Summer has begun

Wow! It's been quite a while since I've blogged. I think I don't do it more often because a) I've been incredibly busy lately and b) it's so emotional for me to sit down and think about my thoughts on things.  Well, the school year is finally over, but my summer will be anything but boring. I have multiple trainings coming up, the Chromosome 18 Conference (whoo-hoo), one daughter getting her tonsils taken out, the other daughter FINALLY having her cleft repaired, and continued therapies and doctor's appointments. On that note, a Kennedy update:

Kennedy has been doing great and making great gains! She is not crawling or walking yet, but she continues to do this butt scooting thing that we all think is just adorable! She definitely gets to where she wants to go.  With increased independence has also come an increase in her attitude and diva-ness! That child has learned to throw a fit, let me tell you!  She actually lies down in the floor kicking and screaming. This fit might be because she wants a drink from of bottled water (she's become quite obsessed with these) or just because she wants to get down in the floor.  She used to be our easy-going child, but alas, this is no more. It really is quite neat to see her finally react to things in such a typical way. She is growing up so fast!  She continues her speech, OT, and PT.
 Medically, Kennedy has been fairly healthy, save for a cold that turned into some kind of rash on her face. Actually, she still has spots on her face from that rash (the dermatologist didn't even know what it was).  She is still scheduled for a cleft repair and her 3rd set of tubes on June 28th.  We are so excited to finally be having this surgery.  We kept being told month after month from the time of Kennedy's birth that she could not have this surgery until she was drinking from a sippy cup.  This made absolutely no since to us because we really didn't understand the connection. We especially didn't understand because due to her cleft palate and low muscle tone, she never developed a suck.  She did not drink out of a regular bottle, she cannot drink out of a straw, and thus, cannot drink out of a sippy cup.  The only thing that saved us with the bottle was the Medela Special Needs Feeder, formerly called the Haberman nipple.  That nipple was a true life saver!  It was the only way Kennedy could drink out of a bottle because it didn't require a suction, just a sort of chew on the nipple.  So, we finally asked for a 2nd opinion about the surgery and her new craniofacial doctor scheduled the surgery right away. Yay! BTW, she does do her version of drinking out of a sippy cup now.  She just munches on the spout like she did her bottle.  This is great for us because that means no more expensive nipples, but not so great in that we have to replace sippy cups at least once or twice a week. :( Oh well!

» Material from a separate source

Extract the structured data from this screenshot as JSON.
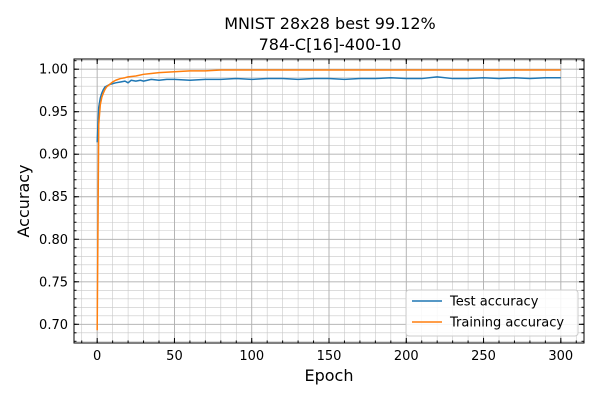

Emotionally, this special needs thing has been quite a journey for me and my family. I don't know if I've mentioned it before, but I started going to a support group called Mended Hearts. It's been a great experience for me.  I've always thought about starting one in this area, but I'm so glad I've found one.  It is for parents of special needs children of all types. That first meeting really helped me to put things into perspective with Kennedy.  It helped me think about that no matter what I'm going through with Kennedy, it could always be worse. And I can't forget that. And at times this self-awareness has seemed like such a burden and a drain of mental energy.  Always having to be aware can become exhausting.  But, lately I have even been grateful for my self-awareness.  The problem comes in having to take care not to be contemptuous toward others who seem not to be so aware.  But, I have found that even in the difficult times, I am growing in ways I never could have imagined.  I really thought that this journey would make my heart bitter and cynical, but it has just increased in its tenderness and love for mankind.  I am so grateful for that. Grateful to be found worthy.